就算最後要不了他的命,也至少不能讓他比李康好過多少。」
李康可是被逐出燕都的,跟就藩完全是兩碼事。
「所以你要將事情鬧大,就是不給陛下私下處理的機會?」
李修涯點頭嗯道︰「沒錯,我便是要將此事鬧得人盡皆知,越多人知道越好,只要影響到位,就算殿下再有心袒護,估計也不得不處置他了。」
謝玉樓苦笑道︰「你這人,心腸怎麼這麼歹毒?」
「對敵人仁慈,就是對自己殘忍。對敵人歹毒,豈不是自己便更加的安逸?」
「哈,說得也是。」
謝玉樓表示很贊同。
「不過現在,我得先將這份供詞送去給陛下。」
謝玉樓愣道︰「你不是說要將事情鬧大嗎?這供詞也不必著急吧?」
李修涯笑道︰「我這供詞若是在君燕飛之後送到陛下手中,那陛下可能會懷疑我故意為之,這樣不好。」
謝玉樓聞言語塞,半晌說不出話來。
「你的心,好髒!」最後謝玉樓只能送給李修涯五個字。
李修涯則是哈哈大笑,往皇宮去了。
同心殿,李烜從東宮回來不久,李修涯便來到。
「陛下,侯爺來了,說是祝元已經招供,他帶來了供詞。」
「這麼快?」李烜一愣,「朕還以為他會花些功夫呢。
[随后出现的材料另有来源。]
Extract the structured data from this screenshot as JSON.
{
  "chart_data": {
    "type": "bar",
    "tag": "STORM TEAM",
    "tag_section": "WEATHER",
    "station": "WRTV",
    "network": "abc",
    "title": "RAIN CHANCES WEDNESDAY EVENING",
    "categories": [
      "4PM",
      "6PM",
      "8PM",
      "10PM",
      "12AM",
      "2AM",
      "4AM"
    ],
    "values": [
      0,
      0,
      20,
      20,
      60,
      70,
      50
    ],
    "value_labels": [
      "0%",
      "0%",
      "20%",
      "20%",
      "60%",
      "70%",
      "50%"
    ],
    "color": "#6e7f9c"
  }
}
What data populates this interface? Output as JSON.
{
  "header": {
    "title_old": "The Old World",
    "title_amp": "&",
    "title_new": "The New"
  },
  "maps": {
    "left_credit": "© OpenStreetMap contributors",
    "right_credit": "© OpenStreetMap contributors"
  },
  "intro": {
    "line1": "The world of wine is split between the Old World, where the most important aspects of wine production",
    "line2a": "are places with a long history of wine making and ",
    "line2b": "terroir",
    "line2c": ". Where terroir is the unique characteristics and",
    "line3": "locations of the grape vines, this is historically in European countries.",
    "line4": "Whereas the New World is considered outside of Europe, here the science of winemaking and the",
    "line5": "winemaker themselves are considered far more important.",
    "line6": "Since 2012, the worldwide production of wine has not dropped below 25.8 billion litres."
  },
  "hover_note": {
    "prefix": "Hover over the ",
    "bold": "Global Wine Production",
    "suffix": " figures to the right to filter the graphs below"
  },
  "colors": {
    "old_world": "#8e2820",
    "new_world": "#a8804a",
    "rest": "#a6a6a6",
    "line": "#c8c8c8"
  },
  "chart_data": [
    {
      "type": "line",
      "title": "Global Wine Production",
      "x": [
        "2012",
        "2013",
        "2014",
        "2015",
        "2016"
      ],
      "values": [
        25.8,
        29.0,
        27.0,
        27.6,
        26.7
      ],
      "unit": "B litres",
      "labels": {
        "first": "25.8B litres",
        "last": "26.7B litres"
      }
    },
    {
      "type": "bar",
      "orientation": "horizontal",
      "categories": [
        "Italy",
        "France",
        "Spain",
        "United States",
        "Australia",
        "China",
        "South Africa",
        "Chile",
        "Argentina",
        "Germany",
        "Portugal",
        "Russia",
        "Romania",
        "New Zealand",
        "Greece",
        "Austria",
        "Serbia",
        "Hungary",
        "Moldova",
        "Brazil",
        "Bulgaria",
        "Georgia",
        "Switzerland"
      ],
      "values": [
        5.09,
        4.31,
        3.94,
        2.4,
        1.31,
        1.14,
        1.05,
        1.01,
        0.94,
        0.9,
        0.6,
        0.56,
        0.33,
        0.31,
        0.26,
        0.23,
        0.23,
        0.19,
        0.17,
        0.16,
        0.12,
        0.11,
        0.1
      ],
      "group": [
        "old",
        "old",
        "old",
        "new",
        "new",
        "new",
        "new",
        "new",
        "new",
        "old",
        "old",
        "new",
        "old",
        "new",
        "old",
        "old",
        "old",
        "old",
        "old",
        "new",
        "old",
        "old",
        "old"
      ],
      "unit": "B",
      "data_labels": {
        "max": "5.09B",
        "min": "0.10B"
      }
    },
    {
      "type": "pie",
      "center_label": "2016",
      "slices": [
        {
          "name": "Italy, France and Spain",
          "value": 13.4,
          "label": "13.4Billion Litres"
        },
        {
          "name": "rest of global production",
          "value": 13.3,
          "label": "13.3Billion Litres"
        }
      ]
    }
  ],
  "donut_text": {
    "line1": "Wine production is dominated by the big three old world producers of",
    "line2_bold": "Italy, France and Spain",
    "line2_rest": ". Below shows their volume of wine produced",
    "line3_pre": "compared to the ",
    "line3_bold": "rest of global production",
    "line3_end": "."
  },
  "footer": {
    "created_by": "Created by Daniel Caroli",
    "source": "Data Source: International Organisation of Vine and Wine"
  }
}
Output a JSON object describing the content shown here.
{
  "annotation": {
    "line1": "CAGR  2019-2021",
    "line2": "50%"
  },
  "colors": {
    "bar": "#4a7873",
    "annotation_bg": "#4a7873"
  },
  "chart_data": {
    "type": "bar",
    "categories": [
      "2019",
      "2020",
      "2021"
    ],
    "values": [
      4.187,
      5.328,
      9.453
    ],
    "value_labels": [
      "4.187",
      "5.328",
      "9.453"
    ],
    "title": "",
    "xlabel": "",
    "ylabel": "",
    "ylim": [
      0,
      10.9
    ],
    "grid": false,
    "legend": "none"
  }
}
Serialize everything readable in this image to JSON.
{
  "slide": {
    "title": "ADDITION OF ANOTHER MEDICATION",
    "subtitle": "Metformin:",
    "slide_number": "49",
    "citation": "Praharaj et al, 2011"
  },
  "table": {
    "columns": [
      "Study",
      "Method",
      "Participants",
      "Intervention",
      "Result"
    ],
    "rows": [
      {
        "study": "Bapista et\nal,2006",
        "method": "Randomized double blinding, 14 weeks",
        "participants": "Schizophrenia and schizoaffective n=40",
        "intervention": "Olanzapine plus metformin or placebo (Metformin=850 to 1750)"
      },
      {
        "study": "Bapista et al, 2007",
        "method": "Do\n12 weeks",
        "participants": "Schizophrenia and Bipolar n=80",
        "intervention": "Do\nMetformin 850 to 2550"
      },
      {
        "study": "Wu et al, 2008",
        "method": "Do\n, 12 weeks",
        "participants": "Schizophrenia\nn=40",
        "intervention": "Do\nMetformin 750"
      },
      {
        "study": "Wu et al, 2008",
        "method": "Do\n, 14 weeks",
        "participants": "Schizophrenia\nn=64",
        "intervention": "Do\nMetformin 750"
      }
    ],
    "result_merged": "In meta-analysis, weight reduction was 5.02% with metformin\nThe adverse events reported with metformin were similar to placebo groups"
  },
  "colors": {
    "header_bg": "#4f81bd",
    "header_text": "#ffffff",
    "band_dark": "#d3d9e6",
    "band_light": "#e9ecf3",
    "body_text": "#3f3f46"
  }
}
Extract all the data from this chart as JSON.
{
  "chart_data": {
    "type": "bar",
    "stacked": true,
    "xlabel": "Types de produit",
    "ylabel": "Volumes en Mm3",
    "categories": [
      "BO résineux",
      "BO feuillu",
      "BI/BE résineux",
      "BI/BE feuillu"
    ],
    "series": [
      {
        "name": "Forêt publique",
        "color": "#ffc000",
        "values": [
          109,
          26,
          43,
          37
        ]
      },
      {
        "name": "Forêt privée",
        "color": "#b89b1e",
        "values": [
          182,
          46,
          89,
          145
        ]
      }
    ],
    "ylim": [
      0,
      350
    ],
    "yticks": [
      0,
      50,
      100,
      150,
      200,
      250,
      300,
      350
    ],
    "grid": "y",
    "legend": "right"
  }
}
」
魏權笑道︰「那陛下要見嗎?」
「見,去請他進來吧。」
李烜心中雖然有決斷了,但還是保有一分的希望,希望暗害李兆的人,不是李旦。
「臣李修涯見過陛下。」
李烜笑道︰「不是讓你審問祝元嗎?這麼快就有結果了?」
「是,這是祝元的供詞,請陛下御覽。」李修涯從懷中掏出供詞,魏權上前接過。
「這麼短的時間,李卿居然就得到了完整的供詞,還真是有手段啊,還是說李卿這是故意弄了一份假供詞來糊弄朕?」
李修涯無奈道︰「陛下覺得臣有這個必要嗎?欺瞞陛下對臣有什麼好處嗎?」
「那可不一定,說不得這供詞半真半假,李卿也好趁機打擊某些人啊。」
李修涯有些生氣,李烜說這話,擺明了還在懷疑他啊。
「那陛下可要失望了,因為無需臣費心費力,祝元便將臣的要打擊的某些人給完完整整的供了出來。」
李烜三兩下將供詞看了一遍,神色一緊,隨後一下松弛下來。
「唉」李烜輕輕的嘆了一口氣。
李修涯道︰「那祝元並非是什麼硬骨頭,臣也只是略微用了一點刑,他便招了供,臣保證,這份供詞乃是祝元親筆所寫,臣可沒有添油加醋啊。」
李烜揉了揉眉心,「朕知道,你若是真想這麼做,旦兒就算是皇子也未必是你的對手,既然事實真相如此,那你也不必多此一舉,惹朕不快。」
「但是陛下還是懷疑臣。」
「你在怪朕?」李烜一瞪眼。
「臣不敢,臣就是覺得」
「委屈?」
「嗯。」
李烜嘆道︰「你委屈,朕難道就不委屈嗎?朕的兒子要殺另一個兒子,而且還有一個兒子竟然連朕都要一起殺,朕心痛啊。」
好繞!李修涯撓了撓頭,若不是親身經歷,不然還真听不懂李烜說的什麼。